The Washington Post reports that President Biden’s promises to both support the labor movement and aggressively combat climate change have come into some tension in policy debates over new oil pipelines.  While the President’s decision to rescind the permit needed to construct the Keystone XL pipeline drew praise from environmental groups, labor organizations that hoped to fill jobs on the pipeline have been more critical.  More broadly, some labor leaders have expressed concern over the lack of union density and correspondingly poor wages available in renewable energy jobs as compared to fossil fuel–related ones.  In some instances, an AFL-CIO leader explained, a job on an oil or gas installation can pay around $70 thousand per year more than a comparable one in the less unionized wind or solar sector.  Still, labor leaders are giving the President the benefit of the doubt as the new administration finds its footing.  Given President Biden’s longstanding relationship with the labor movement, at least some retain “confidence that he’s the right guy at the right time.”

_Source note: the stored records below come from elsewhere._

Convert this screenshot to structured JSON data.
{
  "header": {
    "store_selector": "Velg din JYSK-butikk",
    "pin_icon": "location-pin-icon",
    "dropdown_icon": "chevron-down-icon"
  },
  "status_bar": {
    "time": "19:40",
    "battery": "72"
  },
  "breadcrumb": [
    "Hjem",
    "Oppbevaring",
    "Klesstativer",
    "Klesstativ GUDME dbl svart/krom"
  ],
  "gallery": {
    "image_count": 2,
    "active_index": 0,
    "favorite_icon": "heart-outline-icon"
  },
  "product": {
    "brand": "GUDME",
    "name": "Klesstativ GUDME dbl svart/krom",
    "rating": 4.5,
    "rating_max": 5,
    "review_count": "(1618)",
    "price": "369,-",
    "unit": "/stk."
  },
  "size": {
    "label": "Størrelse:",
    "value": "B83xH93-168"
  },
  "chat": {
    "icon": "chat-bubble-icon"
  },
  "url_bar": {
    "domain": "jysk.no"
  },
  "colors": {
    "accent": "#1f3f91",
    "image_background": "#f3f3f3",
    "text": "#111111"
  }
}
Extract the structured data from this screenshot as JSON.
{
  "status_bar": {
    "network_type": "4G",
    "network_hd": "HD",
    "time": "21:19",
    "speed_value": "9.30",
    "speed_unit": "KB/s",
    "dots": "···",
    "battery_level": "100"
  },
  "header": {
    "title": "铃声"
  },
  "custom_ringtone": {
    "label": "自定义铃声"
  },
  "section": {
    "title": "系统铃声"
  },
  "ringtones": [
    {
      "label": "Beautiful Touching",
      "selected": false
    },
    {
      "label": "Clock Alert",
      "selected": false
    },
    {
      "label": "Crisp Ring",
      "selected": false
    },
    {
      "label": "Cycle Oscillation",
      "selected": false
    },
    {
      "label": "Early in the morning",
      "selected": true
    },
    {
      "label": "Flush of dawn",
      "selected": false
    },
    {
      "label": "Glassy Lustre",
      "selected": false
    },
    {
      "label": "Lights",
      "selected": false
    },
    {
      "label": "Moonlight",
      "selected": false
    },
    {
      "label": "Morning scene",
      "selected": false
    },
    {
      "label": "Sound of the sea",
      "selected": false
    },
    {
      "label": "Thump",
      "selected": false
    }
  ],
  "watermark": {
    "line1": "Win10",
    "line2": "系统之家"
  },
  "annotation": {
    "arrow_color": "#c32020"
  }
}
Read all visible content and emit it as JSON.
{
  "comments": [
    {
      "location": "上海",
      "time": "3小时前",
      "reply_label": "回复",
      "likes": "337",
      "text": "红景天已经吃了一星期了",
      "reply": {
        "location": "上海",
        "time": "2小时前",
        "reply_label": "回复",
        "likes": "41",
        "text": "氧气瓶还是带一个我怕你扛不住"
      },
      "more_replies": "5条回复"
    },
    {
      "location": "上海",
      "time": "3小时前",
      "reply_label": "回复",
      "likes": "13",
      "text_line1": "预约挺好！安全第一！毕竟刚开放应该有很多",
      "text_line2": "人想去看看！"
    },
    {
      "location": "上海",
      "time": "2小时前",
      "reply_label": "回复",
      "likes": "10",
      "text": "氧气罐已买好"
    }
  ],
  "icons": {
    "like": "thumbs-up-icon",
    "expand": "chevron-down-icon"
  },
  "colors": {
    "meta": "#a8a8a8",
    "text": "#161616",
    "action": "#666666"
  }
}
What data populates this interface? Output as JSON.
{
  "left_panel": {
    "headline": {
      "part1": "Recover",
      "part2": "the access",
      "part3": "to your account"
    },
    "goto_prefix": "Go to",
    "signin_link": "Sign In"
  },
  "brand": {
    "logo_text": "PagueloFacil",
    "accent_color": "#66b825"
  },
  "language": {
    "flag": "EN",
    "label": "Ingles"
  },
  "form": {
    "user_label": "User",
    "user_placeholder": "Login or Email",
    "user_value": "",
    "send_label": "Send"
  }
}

On Sunday evening, organizers from the Retail, Wholesale, and Department Store Union disclaimed the call for a week-long boycott of Amazon that went viral over the weekend.  As Kevin mentioned yesterday, organizers of the boycott had asked consumers to respect a “virtual picket line” by refraining from using any Amazon products or making any purchases from its online store.  As HuffPost’s primary reporter on the Bessemer beat explained, calls to inflict economic pain on Amazon are misplaced at this particular moment, as they play into Amazon’s messaging that a union would hurt its business and threaten jobs.   Beyond the aborted boycott call, the Bessemer workers’ organizing campaign continues to draw high-profile endorsements.  Most recently, Tom Morello of Rage Against the Machine fame tweeted out a video message of support for the nascent union.

Finally, in a widely discussed interview with Oprah Winfrey, Meghan Markle compared the Screen Actors Guild–American Federation of Television and Radio Artists (SAG–AFTRA) favorably with the British royal family, noting that whereas “in [her] old job there was a union and they would protect” her, no such support was forthcoming when she approached the royal family’s human resources department for help with mental health issues stemming from the racist abuse she endured at the hands of the British media and other members of the family.